The article contrasts disease-specific sites such as lifeclinic.com with broader sites. “The value of a disease-specific site is that by focusing on one disease, you are able to provide more in-depth information than a general, encyclopedic site is able to do,” according to the article. “For generalist sites, it’s tough to really create the true value-added proposition to the patient when you are trying to handle that much content in that many specialties.”
Douglas Goldstein, an e-health consultant, predicts, “In the long run, disease-specific Web e-services that have relationships with physicians and other providers will be the ones that come out ahead. . . . Web e-services that seek to enhance and energize the doctor-patient relationship . . . are the ones that are going to be successful.”
“Health-tracking applications: Consumers are entering blood glucose data, blood pressure readings and more into Web site applications that chart the numbers and give a visual representation of that member’s health charted over a period of time
“Such applications have the capability to attract visitors and have them come back repeatedly. For example, Sheryl Rodriguez, an information systems manager from Bakersfield, Ohio, and one of her co-workers both have hypertension. They take their blood pressure twice a day and log their readings into a tracking application on lifeclinic.com. They’re betting to see who will lower their blood pressure the most. Rodriguez also started a lifeclinic.com account for her mother. ‘My mom doesn’t use computers, so I signed her up. My daughter, who’s 7, helps Grandma put numbers in.’
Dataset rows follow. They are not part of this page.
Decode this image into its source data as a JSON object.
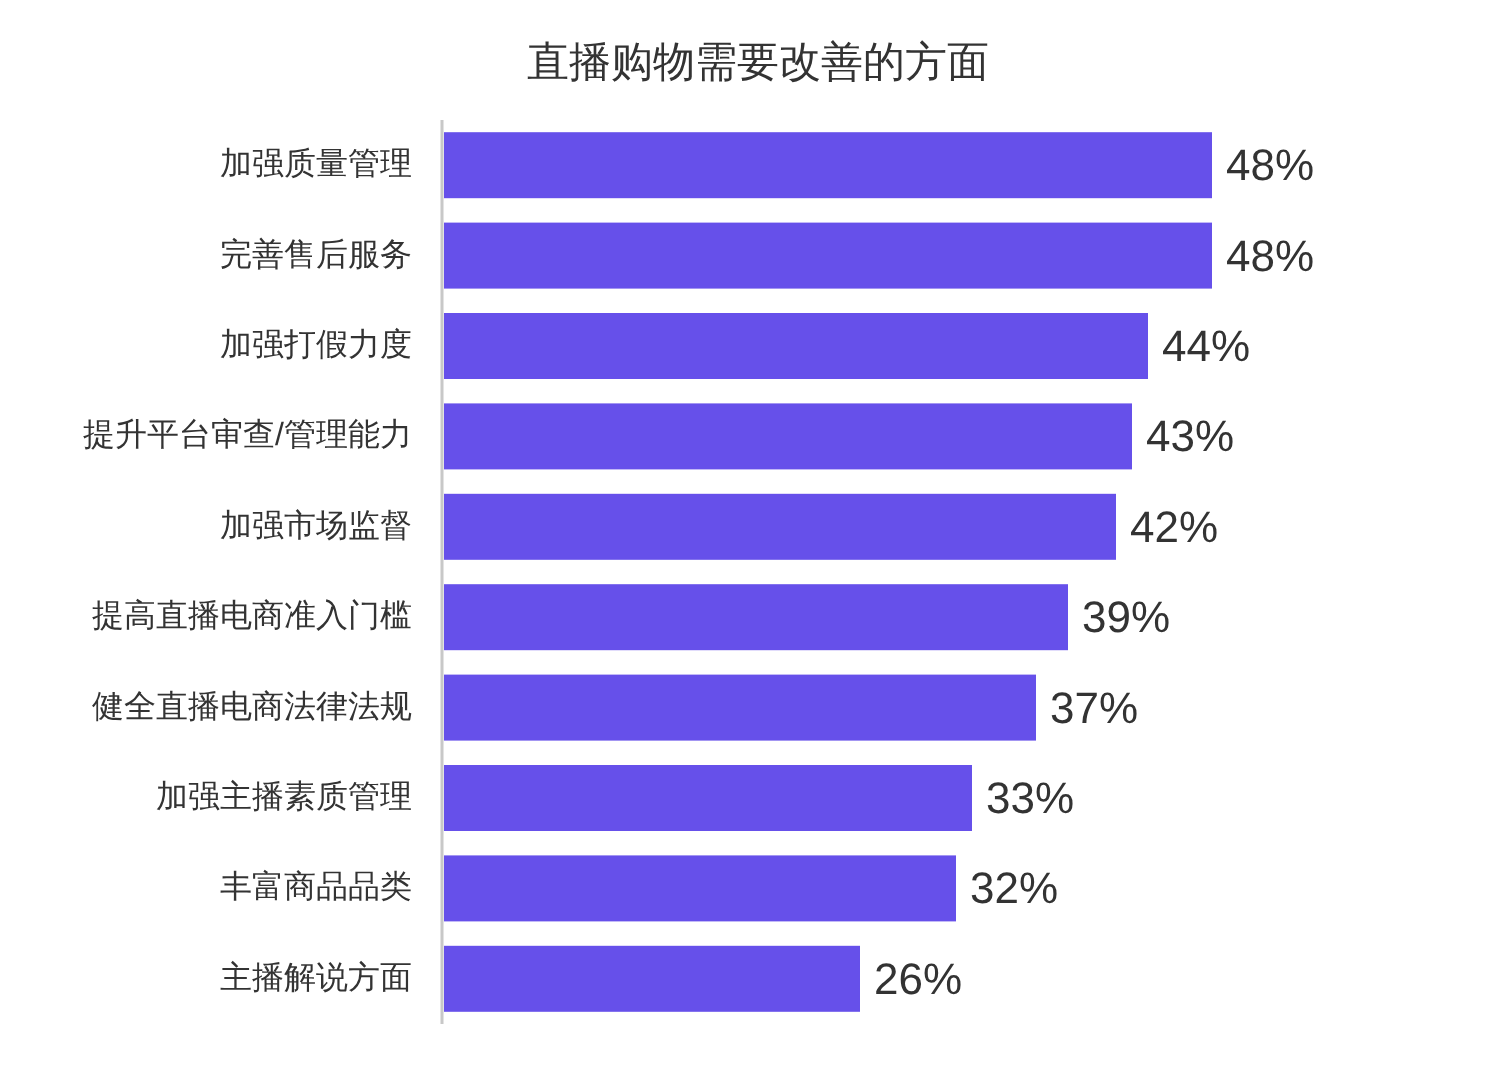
{
  "chart_data": {
    "type": "bar",
    "orientation": "horizontal",
    "title": "直播购物需要改善的方面",
    "categories": [
      "加强质量管理",
      "完善售后服务",
      "加强打假力度",
      "提升平台审查/管理能力",
      "加强市场监督",
      "提高直播电商准入门槛",
      "健全直播电商法律法规",
      "加强主播素质管理",
      "丰富商品品类",
      "主播解说方面"
    ],
    "values": [
      48,
      48,
      44,
      43,
      42,
      39,
      37,
      33,
      32,
      26
    ],
    "value_labels": [
      "48%",
      "48%",
      "44%",
      "43%",
      "42%",
      "39%",
      "37%",
      "33%",
      "32%",
      "26%"
    ],
    "color": "#6650ea"
  }
}
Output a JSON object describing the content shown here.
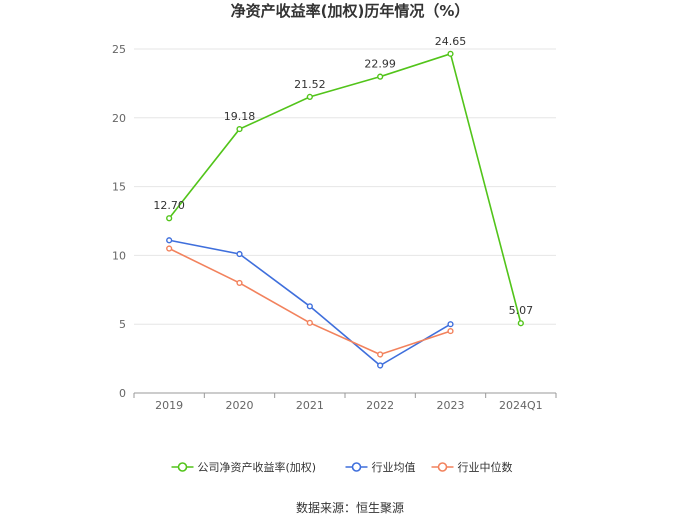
{
  "chart_data": {
    "type": "line",
    "title": "净资产收益率(加权)历年情况（%）",
    "xlabel": "",
    "ylabel": "",
    "categories": [
      "2019",
      "2020",
      "2021",
      "2022",
      "2023",
      "2024Q1"
    ],
    "ylim": [
      0,
      25
    ],
    "yticks": [
      0,
      5,
      10,
      15,
      20,
      25
    ],
    "grid": true,
    "legend_position": "bottom",
    "series": [
      {
        "name": "公司净资产收益率(加权)",
        "color": "#52c41a",
        "values": [
          12.7,
          19.18,
          21.52,
          22.99,
          24.65,
          5.07
        ],
        "labels": [
          "12.70",
          "19.18",
          "21.52",
          "22.99",
          "24.65",
          "5.07"
        ],
        "show_labels": true
      },
      {
        "name": "行业均值",
        "color": "#3f6fdc",
        "values": [
          11.1,
          10.1,
          6.3,
          2.0,
          5.0,
          null
        ],
        "show_labels": false
      },
      {
        "name": "行业中位数",
        "color": "#f2825d",
        "values": [
          10.5,
          8.0,
          5.1,
          2.8,
          4.5,
          null
        ],
        "show_labels": false
      }
    ]
  },
  "source": "数据来源：恒生聚源"
}
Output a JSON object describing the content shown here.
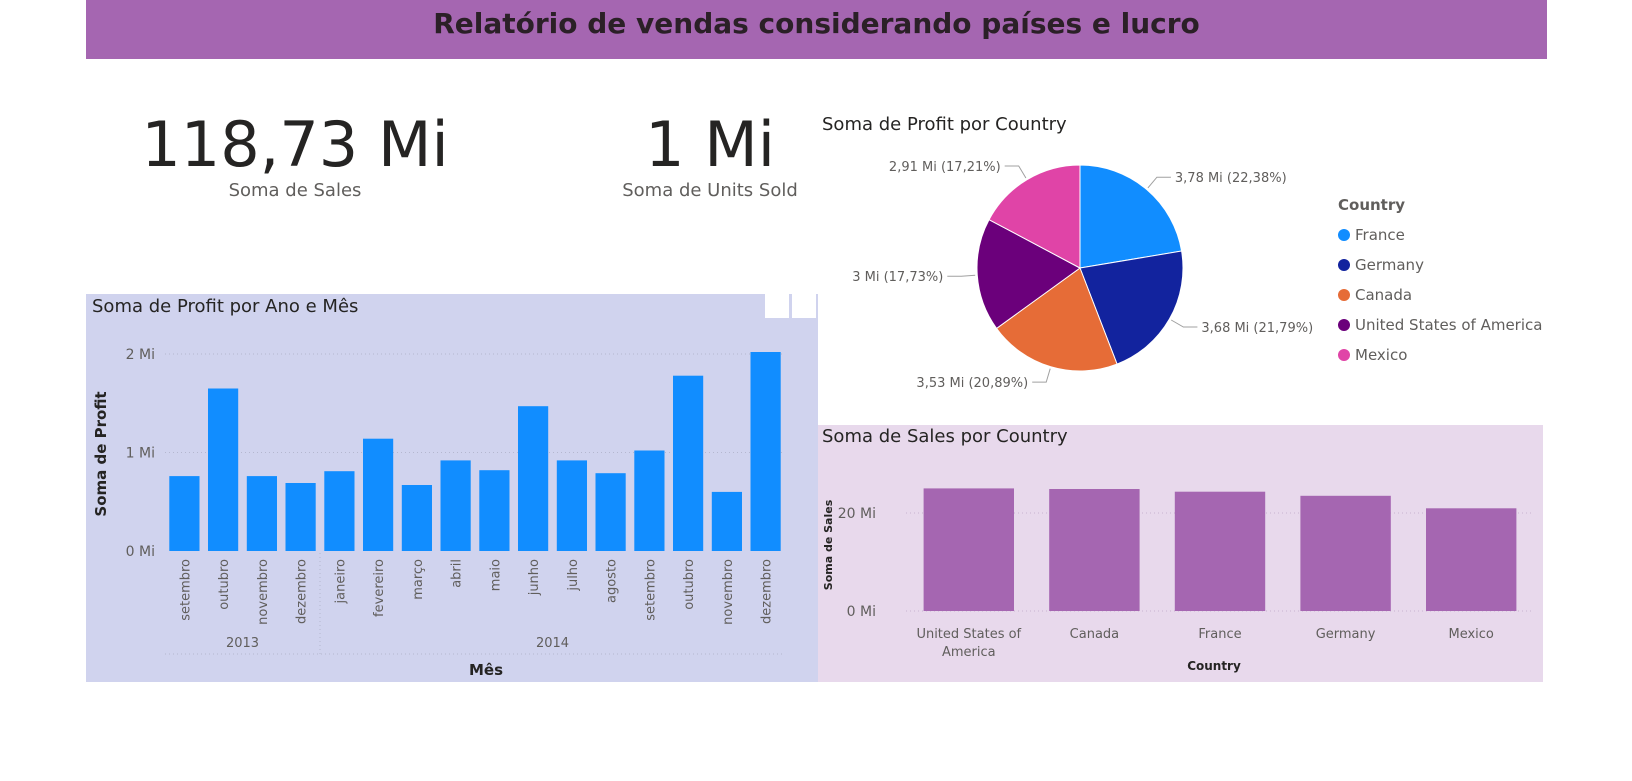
{
  "report": {
    "title": "Relatório de vendas considerando países e lucro"
  },
  "colors": {
    "banner": "#a566b1",
    "profit_bar": "#118dff",
    "sales_bar": "#a566b1",
    "month_panel_bg": "#d0d3ee",
    "country_panel_bg": "#e8d9ec"
  },
  "kpis": [
    {
      "value": "118,73 Mi",
      "label": "Soma de  Sales"
    },
    {
      "value": "1 Mi",
      "label": "Soma de Units Sold"
    }
  ],
  "pie": {
    "title": "Soma de Profit por Country",
    "legend_title": "Country",
    "chart_data": {
      "type": "pie",
      "title": "Soma de Profit por Country",
      "slices": [
        {
          "name": "France",
          "value": 3.78,
          "percent": 22.38,
          "label": "3,78 Mi (22,38%)",
          "color": "#118dff"
        },
        {
          "name": "Germany",
          "value": 3.68,
          "percent": 21.79,
          "label": "3,68 Mi (21,79%)",
          "color": "#12239e"
        },
        {
          "name": "Canada",
          "value": 3.53,
          "percent": 20.89,
          "label": "3,53 Mi (20,89%)",
          "color": "#e66c37"
        },
        {
          "name": "United States of America",
          "value": 3.0,
          "percent": 17.73,
          "label": "3 Mi (17,73%)",
          "color": "#6b007b"
        },
        {
          "name": "Mexico",
          "value": 2.91,
          "percent": 17.21,
          "label": "2,91 Mi (17,21%)",
          "color": "#e044a7"
        }
      ]
    }
  },
  "month_chart": {
    "title": "Soma de Profit por Ano e Mês",
    "chart_data": {
      "type": "bar",
      "title": "Soma de Profit por Ano e Mês",
      "xlabel": "Mês",
      "ylabel": "Soma de Profit",
      "yticks": [
        "0 Mi",
        "1 Mi",
        "2 Mi"
      ],
      "ylim": [
        0,
        2
      ],
      "categories": [
        "setembro",
        "outubro",
        "novembro",
        "dezembro",
        "janeiro",
        "fevereiro",
        "março",
        "abril",
        "maio",
        "junho",
        "julho",
        "agosto",
        "setembro",
        "outubro",
        "novembro",
        "dezembro"
      ],
      "values": [
        0.76,
        1.65,
        0.76,
        0.69,
        0.81,
        1.14,
        0.67,
        0.92,
        0.82,
        1.47,
        0.92,
        0.79,
        1.02,
        1.78,
        0.6,
        2.02
      ],
      "groups": [
        {
          "label": "2013",
          "count": 4
        },
        {
          "label": "2014",
          "count": 12
        }
      ]
    }
  },
  "country_chart": {
    "title": "Soma de Sales por Country",
    "chart_data": {
      "type": "bar",
      "title": "Soma de Sales por Country",
      "xlabel": "Country",
      "ylabel": "Soma de Sales",
      "yticks": [
        "0 Mi",
        "20 Mi"
      ],
      "ytick_values": [
        0,
        20
      ],
      "ylim": [
        0,
        30
      ],
      "categories": [
        "United States of America",
        "Canada",
        "France",
        "Germany",
        "Mexico"
      ],
      "category_lines": [
        [
          "United States of",
          "America"
        ],
        [
          "Canada"
        ],
        [
          "France"
        ],
        [
          "Germany"
        ],
        [
          "Mexico"
        ]
      ],
      "values": [
        25.03,
        24.89,
        24.35,
        23.51,
        20.95
      ]
    }
  }
}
“Advice from professionals: Disease-specific Web sites often offer an advice feature that enables consumers to e-mail questions to doctors or nurses who specialize in the disease. For example, New York cardiologist Thomas Pickering, MD, answers many of the questions submitted to lifeclinic.com. Users know him by name.”
Such depth and focus, according to consultants, build traffic and give consumers more reasons to visit often.